The Government is also considering widening the remit of the law to include media such as pop videos and DVDs.
The proposals for the tougher age-rating system for video games, which has been laid before Parliament, were first set out under the Digital Economy Act (DEA).
Currently games, which are not religious, sports or educational, are regulated under the Europe-wide Pan European Games Information (PEGI) system; with others that have sexual or violent content rated by the British Board of Film Classification.
The proposals end the dual system and hand over age rating for all games in the UK to the Video Standards Council (VSC), which will continue to use the PEGI system.
Creative Industries Minister Ed Vaizey said it was the first time that the 12-age rating will be legally enforceable: "The new system will benefit both parents and industry by creating a stronger, simpler age-rating system.
"It will give parents greater confidence that their children can only get suitable games while we are creating a simpler system for industry having their games age-rated."
Some games will continue to be exempt from age-rating classification, such as sports or educational games. However, the VSC will have the power to refuse to grant an age-rating for a video game if it includes extreme content, meaning it would not be allowed to be sold in the UK.
The maximum punishment for selling a video game to someone who does not meet the age classification is up to six months in prison and a fine of up to £5,000.
Supplying a game that has not been granted an age rating by the VSC will be punishable by up to two years in prison and an unlimited fine.
Meanwhile, on the back of the findings from Reg Bailey's Let Children be Children report into the sexualistion of children, the Department for Education is consulting on extending the remit of age ratings.

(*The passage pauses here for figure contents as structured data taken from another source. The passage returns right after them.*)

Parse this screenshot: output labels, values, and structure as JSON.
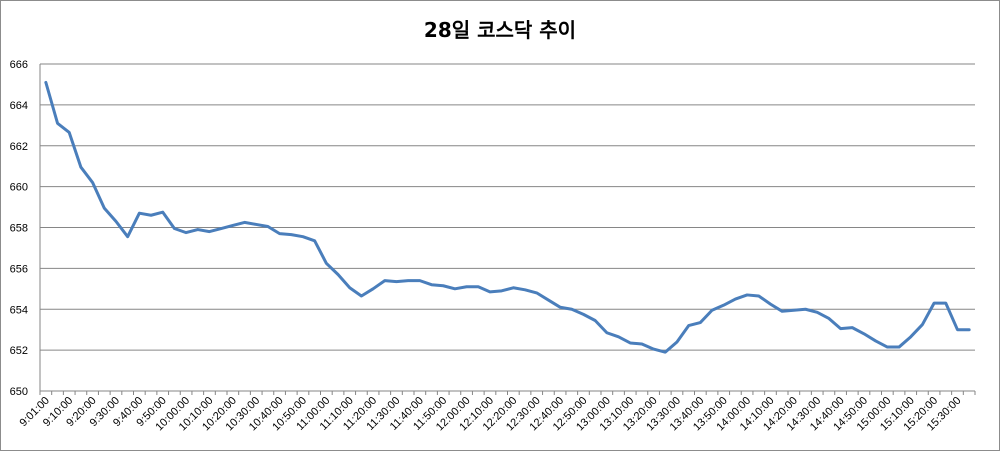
{
  "chart_data": {
    "type": "line",
    "title": "28일 코스닥 추이",
    "xlabel": "",
    "ylabel": "",
    "ylim": [
      650,
      666
    ],
    "yticks": [
      650,
      652,
      654,
      656,
      658,
      660,
      662,
      664,
      666
    ],
    "grid": "horizontal",
    "legend": "none",
    "line_color": "#4a7ebb",
    "x_tick_labels": [
      "9:01:00",
      "9:10:00",
      "9:20:00",
      "9:30:00",
      "9:40:00",
      "9:50:00",
      "10:00:00",
      "10:10:00",
      "10:20:00",
      "10:30:00",
      "10:40:00",
      "10:50:00",
      "11:00:00",
      "11:10:00",
      "11:20:00",
      "11:30:00",
      "11:40:00",
      "11:50:00",
      "12:00:00",
      "12:10:00",
      "12:20:00",
      "12:30:00",
      "12:40:00",
      "12:50:00",
      "13:00:00",
      "13:10:00",
      "13:20:00",
      "13:30:00",
      "13:40:00",
      "13:50:00",
      "14:00:00",
      "14:10:00",
      "14:20:00",
      "14:30:00",
      "14:40:00",
      "14:50:00",
      "15:00:00",
      "15:10:00",
      "15:20:00",
      "15:30:00"
    ],
    "series": [
      {
        "values": [
          665.1,
          663.1,
          662.65,
          660.95,
          660.2,
          658.95,
          658.3,
          657.55,
          658.7,
          658.6,
          658.75,
          657.95,
          657.75,
          657.9,
          657.8,
          657.95,
          658.1,
          658.25,
          658.15,
          658.05,
          657.7,
          657.65,
          657.55,
          657.35,
          656.25,
          655.7,
          655.05,
          654.65,
          655.0,
          655.4,
          655.35,
          655.4,
          655.4,
          655.2,
          655.15,
          655.0,
          655.1,
          655.1,
          654.85,
          654.9,
          655.05,
          654.95,
          654.8,
          654.45,
          654.1,
          654.0,
          653.75,
          653.45,
          652.85,
          652.65,
          652.35,
          652.3,
          652.05,
          651.9,
          652.4,
          653.2,
          653.35,
          653.95,
          654.2,
          654.5,
          654.7,
          654.65,
          654.25,
          653.9,
          653.95,
          654.0,
          653.85,
          653.55,
          653.05,
          653.1,
          652.8,
          652.45,
          652.15,
          652.15,
          652.65,
          653.25,
          654.3,
          654.3,
          653.0,
          653.0
        ]
      }
    ]
  }
}
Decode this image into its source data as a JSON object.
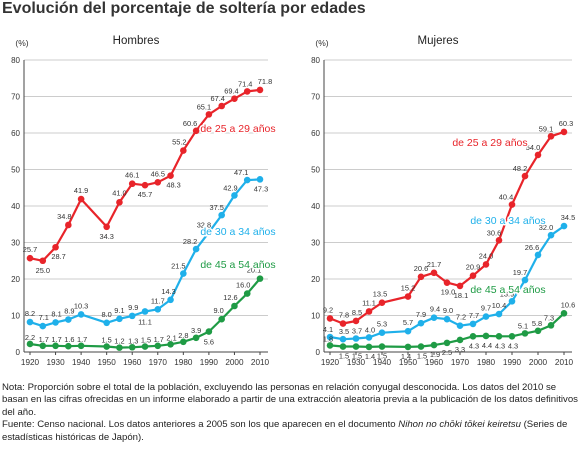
{
  "title": "Evolución del porcentaje de soltería por edades",
  "colors": {
    "series_25_29": "#e8242a",
    "series_30_34": "#1fb0ea",
    "series_45_54": "#1f9b45",
    "grid": "#bbbbbb",
    "axis": "#444444"
  },
  "chart_data": [
    {
      "type": "line",
      "title": "Hombres",
      "y_unit": "(%)",
      "ylim": [
        0,
        80
      ],
      "yticks": [
        0,
        10,
        20,
        30,
        40,
        50,
        60,
        70,
        80
      ],
      "x_ticks": [
        1920,
        1930,
        1940,
        1950,
        1960,
        1970,
        1980,
        1990,
        2000,
        2010
      ],
      "grid": true,
      "x": [
        1920,
        1925,
        1930,
        1935,
        1940,
        1950,
        1955,
        1960,
        1965,
        1970,
        1975,
        1980,
        1985,
        1990,
        1995,
        2000,
        2005,
        2010
      ],
      "series": [
        {
          "name": "de 25 a 29 años",
          "color": "#e8242a",
          "label_position": "right-middle",
          "values": [
            25.7,
            25.0,
            28.7,
            34.8,
            41.9,
            34.3,
            41.0,
            46.1,
            45.7,
            46.5,
            48.3,
            55.2,
            60.6,
            65.1,
            67.4,
            69.4,
            71.4,
            71.8
          ],
          "labels": [
            "25.7",
            "25.0",
            "28.7",
            "34.8",
            "41.9",
            "34.3",
            "41.0",
            "46.1",
            "45.7",
            "46.5",
            "48.3",
            "55.2",
            "60.6",
            "65.1",
            "67.4",
            "69.4",
            "71.4",
            "71.8"
          ]
        },
        {
          "name": "de 30 a 34 años",
          "color": "#1fb0ea",
          "label_position": "right-middle",
          "values": [
            8.2,
            7.1,
            8.1,
            8.9,
            10.3,
            8.0,
            9.1,
            9.9,
            11.1,
            11.7,
            14.3,
            21.5,
            28.2,
            32.8,
            37.5,
            42.9,
            47.1,
            47.3
          ],
          "labels": [
            "8.2",
            "7.1",
            "8.1",
            "8.9",
            "10.3",
            "8.0",
            "9.1",
            "9.9",
            "11.1",
            "11.7",
            "14.3",
            "21.5",
            "28.2",
            "32.8",
            "37.5",
            "42.9",
            "47.1",
            "47.3"
          ]
        },
        {
          "name": "de 45 a 54 años",
          "color": "#1f9b45",
          "label_position": "right-lower",
          "values": [
            2.2,
            1.7,
            1.7,
            1.6,
            1.7,
            1.5,
            1.2,
            1.3,
            1.5,
            1.7,
            2.1,
            2.8,
            3.9,
            5.6,
            9.0,
            12.6,
            16.0,
            20.1
          ],
          "labels": [
            "2.2",
            "1.7",
            "1.7",
            "1.6",
            "1.7",
            "1.5",
            "1.2",
            "1.3",
            "1.5",
            "1.7",
            "2.1",
            "2.8",
            "3.9",
            "5.6",
            "9.0",
            "12.6",
            "16.0",
            "20.1"
          ]
        }
      ]
    },
    {
      "type": "line",
      "title": "Mujeres",
      "y_unit": "(%)",
      "ylim": [
        0,
        80
      ],
      "yticks": [
        0,
        10,
        20,
        30,
        40,
        50,
        60,
        70,
        80
      ],
      "x_ticks": [
        1920,
        1930,
        1940,
        1950,
        1960,
        1970,
        1980,
        1990,
        2000,
        2010
      ],
      "grid": true,
      "x": [
        1920,
        1925,
        1930,
        1935,
        1940,
        1950,
        1955,
        1960,
        1965,
        1970,
        1975,
        1980,
        1985,
        1990,
        1995,
        2000,
        2005,
        2010
      ],
      "series": [
        {
          "name": "de 25 a 29 años",
          "color": "#e8242a",
          "label_position": "middle",
          "values": [
            9.2,
            7.8,
            8.5,
            11.1,
            13.5,
            15.2,
            20.6,
            21.7,
            19.0,
            18.1,
            20.9,
            24.0,
            30.6,
            40.4,
            48.2,
            54.0,
            59.1,
            60.3
          ],
          "labels": [
            "9.2",
            "7.8",
            "8.5",
            "11.1",
            "13.5",
            "15.2",
            "20.6",
            "21.7",
            "19.0",
            "18.1",
            "20.9",
            "24.0",
            "30.6",
            "40.4",
            "48.2",
            "54.0",
            "59.1",
            "60.3"
          ]
        },
        {
          "name": "de 30 a 34 años",
          "color": "#1fb0ea",
          "label_position": "right-middle",
          "values": [
            4.1,
            3.5,
            3.7,
            4.0,
            5.3,
            5.7,
            7.9,
            9.4,
            9.0,
            7.2,
            7.7,
            9.7,
            10.4,
            13.9,
            19.7,
            26.6,
            32.0,
            34.5
          ],
          "labels": [
            "4.1",
            "3.5",
            "3.7",
            "4.0",
            "5.3",
            "5.7",
            "7.9",
            "9.4",
            "9.0",
            "7.2",
            "7.7",
            "9.7",
            "10.4",
            "13.9",
            "19.7",
            "26.6",
            "32.0",
            "34.5"
          ]
        },
        {
          "name": "de 45 a 54 años",
          "color": "#1f9b45",
          "label_position": "right-lower",
          "values": [
            1.8,
            1.5,
            1.5,
            1.4,
            1.5,
            1.4,
            1.5,
            1.9,
            2.5,
            3.3,
            4.3,
            4.4,
            4.3,
            4.3,
            5.1,
            5.8,
            7.3,
            10.6
          ],
          "labels": [
            "1.8",
            "1.5",
            "1.5",
            "1.4",
            "1.5",
            "1.4",
            "1.5",
            "1.9",
            "2.5",
            "3.3",
            "4.3",
            "4.4",
            "4.3",
            "4.3",
            "5.1",
            "5.8",
            "7.3",
            "10.6"
          ]
        }
      ]
    }
  ],
  "notes": {
    "note": "Nota: Proporción sobre el total de la población, excluyendo las personas en relación conyugal desconocida. Los datos del 2010 se basan en las cifras ofrecidas en un informe elaborado a partir de una extracción aleatoria previa a la publicación de los datos definitivos del año.",
    "source_before": "Fuente: Censo nacional. Los datos anteriores a 2005 son los que aparecen en el documento ",
    "source_title": "Nihon no chōki tōkei keiretsu",
    "source_after": " (Series de estadísticas históricas de Japón)."
  }
}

Most music DVDs and Blu-ray discs are currently exempt from the Video Recordings Acts 1984 and 2010, but the DfE is seeing if they should also be included in order to protect children from inappropriate material.
Jo Twist, chief executive of games and interactive entertainment trade body Ukie, said: "We are pleased to hear that the PEGI regulations are another step closer to becoming the UK's sole age-rating system for video games, giving much-needed clarity for consumers.
"We are also in the planning stages of a major awareness campaign to help the public understand the system and other aspects of responsible gaming as soon as PEGI become law in the UK."